After a second setback at appellate court, “seeking leave to appeal to the Supreme Court was not an obvious decision at the time,” she says. “Once we made the decision to proceed, it was about trying to frame the argument as clearly and simply as possible.”
The Teva legal team argued that Pfizer’s patent was invalid because, as Mehes colourfully contended, it attempted to “hide a leaf in a forest.” The effective ingredient was buried among a slew of chemical compounds listed in the patent. This, thereby, breached the inherent bargain of patents: “having to disclose to the public what your invention is in exchange for a time-limited monopoly.”

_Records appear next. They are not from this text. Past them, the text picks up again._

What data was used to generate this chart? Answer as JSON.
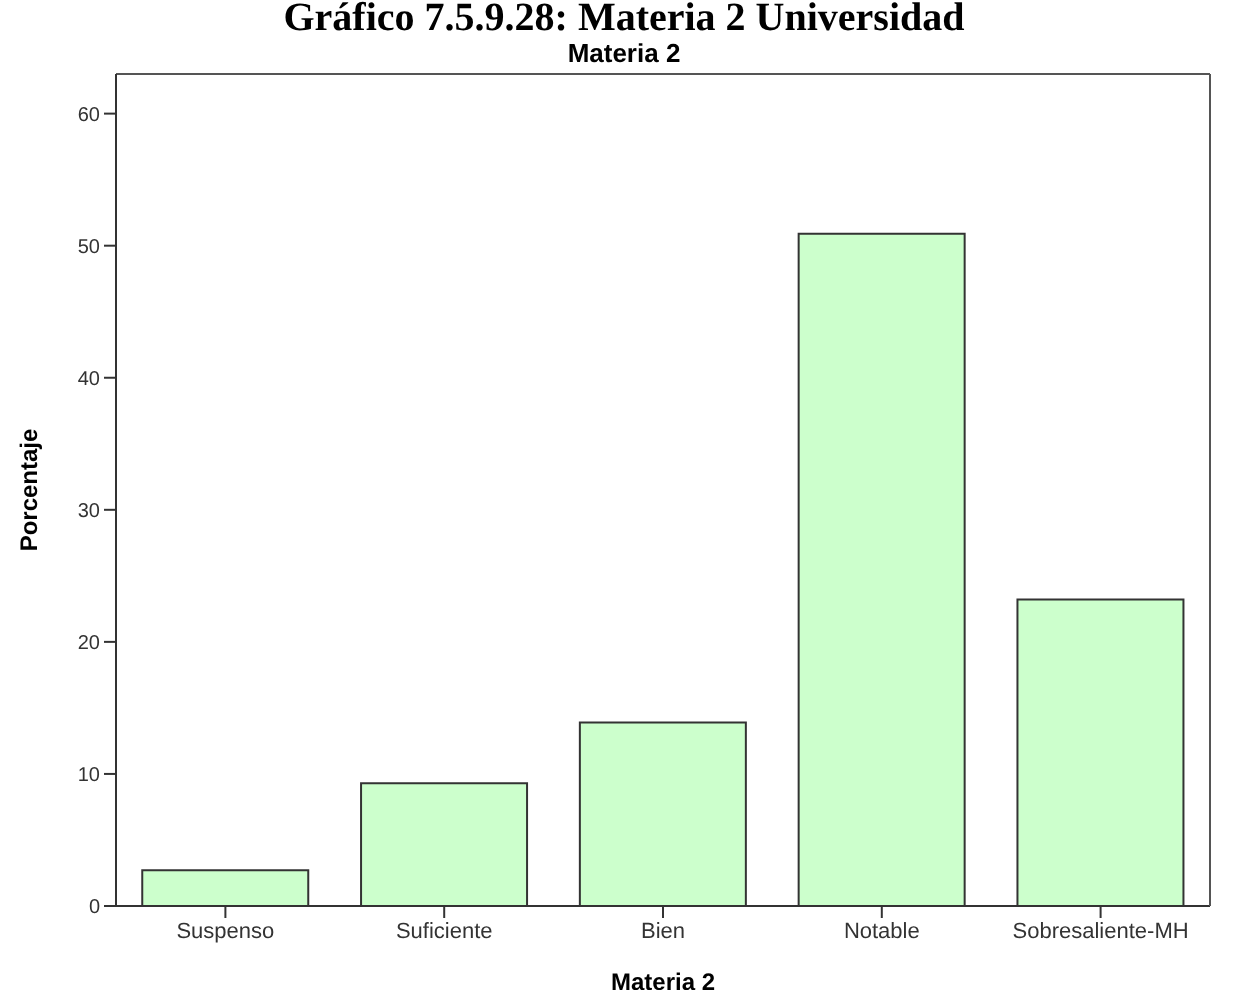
{
  "chart_data": {
    "type": "bar",
    "title": "Gráfico 7.5.9.28: Materia 2 Universidad",
    "subtitle": "Materia 2",
    "xlabel": "Materia 2",
    "ylabel": "Porcentaje",
    "categories": [
      "Suspenso",
      "Suficiente",
      "Bien",
      "Notable",
      "Sobresaliente-MH"
    ],
    "values": [
      2.7,
      9.3,
      13.9,
      50.9,
      23.2
    ],
    "color": "#ccffcc",
    "ylim": [
      0,
      63
    ],
    "yticks": [
      0,
      10,
      20,
      30,
      40,
      50,
      60
    ],
    "grid": false
  }
}
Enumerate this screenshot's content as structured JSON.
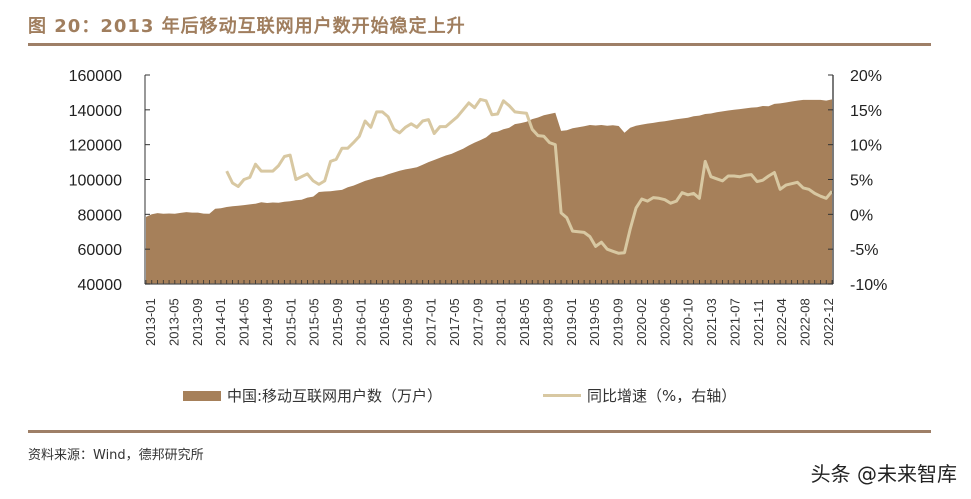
{
  "header": {
    "title": "图 20：2013 年后移动互联网用户数开始稳定上升"
  },
  "footer": {
    "source": "资料来源：Wind，德邦研究所",
    "watermark": "头条 @未来智库"
  },
  "legend": {
    "series1": "中国:移动互联网用户数（万户）",
    "series2": "同比增速（%，右轴）"
  },
  "colors": {
    "area": "#a6805a",
    "line": "#d8c8a2",
    "title": "#a07e5e",
    "rule": "#9e7f67"
  },
  "chart_data": {
    "type": "area+line",
    "title": "图 20：2013 年后移动互联网用户数开始稳定上升",
    "xlabel": "",
    "ylabel_left": "万户",
    "ylabel_right": "%",
    "ylim_left": [
      40000,
      160000
    ],
    "ylim_right": [
      -10,
      20
    ],
    "yticks_left": [
      "160000",
      "140000",
      "120000",
      "100000",
      "80000",
      "60000",
      "40000"
    ],
    "yticks_right": [
      "20%",
      "15%",
      "10%",
      "5%",
      "0%",
      "-5%",
      "-10%"
    ],
    "xtick_labels": [
      "2013-01",
      "2013-05",
      "2013-09",
      "2014-01",
      "2014-05",
      "2014-09",
      "2015-01",
      "2015-05",
      "2015-09",
      "2016-01",
      "2016-05",
      "2016-09",
      "2017-01",
      "2017-05",
      "2017-09",
      "2018-01",
      "2018-05",
      "2018-09",
      "2019-01",
      "2019-05",
      "2019-09",
      "2020-02",
      "2020-06",
      "2020-10",
      "2021-03",
      "2021-07",
      "2021-11",
      "2022-04",
      "2022-08",
      "2022-12"
    ],
    "legend_position": "bottom",
    "grid": false,
    "series": [
      {
        "name": "中国:移动互联网用户数（万户）",
        "type": "area",
        "axis": "left",
        "x_start": "2013-01",
        "x_end": "2022-12",
        "frequency": "monthly",
        "values": [
          78500,
          80000,
          80700,
          80300,
          80500,
          80300,
          80800,
          81300,
          81000,
          81000,
          80400,
          80300,
          83200,
          83500,
          84200,
          84600,
          84900,
          85300,
          85700,
          86100,
          86900,
          86500,
          86800,
          86600,
          87200,
          87500,
          88100,
          88400,
          89600,
          90200,
          92800,
          93100,
          93300,
          93700,
          94000,
          95500,
          96500,
          97900,
          99200,
          100200,
          101200,
          101800,
          103000,
          104000,
          105000,
          105800,
          106400,
          107000,
          108500,
          110000,
          111200,
          112500,
          113800,
          114700,
          116200,
          117700,
          119500,
          121200,
          122600,
          124200,
          126900,
          127500,
          128800,
          129700,
          131800,
          132400,
          133200,
          134700,
          135600,
          136900,
          137600,
          138300,
          127900,
          128300,
          129400,
          130000,
          130600,
          131300,
          131000,
          131300,
          130900,
          131100,
          130700,
          126800,
          129700,
          130900,
          131500,
          132100,
          132500,
          133100,
          133500,
          134000,
          134600,
          135000,
          135400,
          136300,
          136700,
          137600,
          137900,
          138600,
          139100,
          139600,
          140000,
          140400,
          140800,
          141300,
          141500,
          142200,
          142000,
          143400,
          143700,
          144200,
          144800,
          145300,
          145700,
          145700,
          145700,
          145700,
          145300,
          146000
        ]
      },
      {
        "name": "同比增速（%，右轴）",
        "type": "line",
        "axis": "right",
        "x_start": "2014-01",
        "x_end": "2022-12",
        "frequency": "monthly",
        "values": [
          6.2,
          4.5,
          4.0,
          5.0,
          5.3,
          7.2,
          6.2,
          6.2,
          6.2,
          7.0,
          8.3,
          8.5,
          5.0,
          5.4,
          5.8,
          4.8,
          4.3,
          4.8,
          7.6,
          7.9,
          9.5,
          9.5,
          10.3,
          11.2,
          13.4,
          12.5,
          14.7,
          14.7,
          14.0,
          12.2,
          11.7,
          12.5,
          13.0,
          12.5,
          13.4,
          13.6,
          11.6,
          12.6,
          12.6,
          13.3,
          14.0,
          15.0,
          16.0,
          15.3,
          16.5,
          16.3,
          14.3,
          14.4,
          16.3,
          15.6,
          14.7,
          14.6,
          14.5,
          12.2,
          11.3,
          11.2,
          10.3,
          10.0,
          0.2,
          -0.5,
          -2.4,
          -2.5,
          -2.6,
          -3.2,
          -4.6,
          -4.0,
          -5.0,
          -5.3,
          -5.6,
          -5.5,
          -2.1,
          0.9,
          2.2,
          1.9,
          2.4,
          2.3,
          2.1,
          1.6,
          1.9,
          3.1,
          2.8,
          3.0,
          2.3,
          7.6,
          5.4,
          5.1,
          4.8,
          5.5,
          5.5,
          5.4,
          5.6,
          5.7,
          4.7,
          4.9,
          5.5,
          6.0,
          3.6,
          4.2,
          4.4,
          4.6,
          3.8,
          3.6,
          3.0,
          2.6,
          2.3,
          3.3
        ]
      }
    ]
  }
}
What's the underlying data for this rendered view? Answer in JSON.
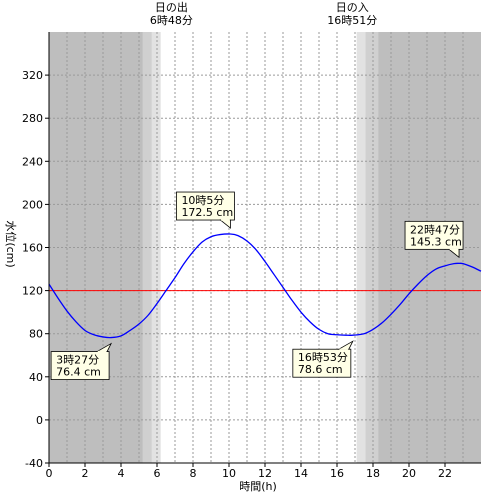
{
  "chart_data": {
    "type": "line",
    "xlabel": "時間(h)",
    "ylabel": "水位(cm)",
    "xlim": [
      0,
      24
    ],
    "ylim": [
      -40,
      360
    ],
    "x_ticks": [
      "0",
      "2",
      "4",
      "6",
      "8",
      "10",
      "12",
      "14",
      "16",
      "18",
      "20",
      "22"
    ],
    "y_ticks": [
      "-40",
      "0",
      "40",
      "80",
      "120",
      "160",
      "200",
      "240",
      "280",
      "320"
    ],
    "reference_line": {
      "value": 120,
      "color": "#ff0000"
    },
    "sunrise": {
      "time": 6.8,
      "label_top": "日の出",
      "label_bottom": "6時48分"
    },
    "sunset": {
      "time": 16.85,
      "label_top": "日の入",
      "label_bottom": "16時51分"
    },
    "twilight_bands": [
      [
        5.2,
        5.7
      ],
      [
        5.7,
        6.2
      ],
      [
        17.1,
        17.6
      ],
      [
        17.6,
        18.3
      ]
    ],
    "series": [
      {
        "color": "#0000ff",
        "x": [
          0,
          0.5,
          1,
          1.5,
          2,
          2.5,
          3,
          3.45,
          4,
          4.5,
          5,
          5.5,
          6,
          6.5,
          7,
          7.5,
          8,
          8.5,
          9,
          9.5,
          10.08,
          10.5,
          11,
          11.5,
          12,
          12.5,
          13,
          13.5,
          14,
          14.5,
          15,
          15.5,
          16,
          16.5,
          16.88,
          17.5,
          18,
          18.5,
          19,
          19.5,
          20,
          20.5,
          21,
          21.5,
          22,
          22.5,
          22.78,
          23,
          23.5,
          24
        ],
        "values": [
          126,
          113,
          101,
          91,
          83,
          79,
          77,
          76.4,
          78,
          83,
          89,
          97,
          108,
          120,
          132,
          145,
          156,
          165,
          170,
          172,
          172.5,
          171,
          166,
          158,
          147,
          135,
          123,
          111,
          100,
          91,
          84,
          80,
          79,
          78.6,
          78.6,
          80,
          84,
          90,
          98,
          107,
          117,
          126,
          134,
          140,
          143,
          145,
          145.3,
          145,
          142,
          138
        ]
      }
    ],
    "annotations": [
      {
        "x": 3.45,
        "y": 76.4,
        "time": "3時27分",
        "value": "76.4 cm"
      },
      {
        "x": 10.08,
        "y": 172.5,
        "time": "10時5分",
        "value": "172.5 cm"
      },
      {
        "x": 16.88,
        "y": 78.6,
        "time": "16時53分",
        "value": "78.6 cm"
      },
      {
        "x": 22.78,
        "y": 145.3,
        "time": "22時47分",
        "value": "145.3 cm"
      }
    ]
  },
  "colors": {
    "night": "#bebebe",
    "twilight_dark": "#d0d0d0",
    "twilight_light": "#e2e2e2",
    "day": "#ffffff",
    "grid": "#9a9a9a",
    "callout_bg": "#ffffe6"
  }
}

Says Mehes, “David Aitken, Marcus Klee and I spent several weeks in Ottawa in a room together developing every word of that argument. There was no argument that was more over-thought, over-analyzed from every direction. We wanted to keep the argument simple, we didn’t want to get into the technicalities of patent law. We left the court that day feeling very good. We had a big lunch celebration in Ottawa.“
The high fives were vindicated when the SCC issued its ruling in Teva Canada Ltd. v. Pfizer Canada Inc. in November 2012. In a landmark ruling on patent disclosure, the Supreme Court unanimously held that the Pfizer patent for Viagra was “invalid.” The way was clear for Teva Canada to manufacture a generic version of the little blue pill. “It was one of the highlights of my career,” recalls Mehes.
In mid-2013, she was promoted and relocated to North Wales, Penn., a suburb of Philadelphia, to lead the legal team of the company’s largest business unit, North America Generics. Mehes oversees seven lawyers (including Benjamin Gray, the current GC for Teva Canada) and reports to David Stark, the GC for Global Markets.
Almost two years ago, the then-CEO, Americas Generics named Mehes as interim leader (for 10 months) of the U.S. New Product & Portfolio organization with responsibility for the generic medicines pipeline and new product launches. “I really had the opportunity to bridge the legal side and the business side,” she says.
“As I look to the future, I think, as do many in-house counsel, about what is the right way to transition into a business role down the road. If I look back at the last 10 years at what I’ve done, both in Canada and the U.S, it’s drive value creation. For me, that is front and centre in what I do every day.”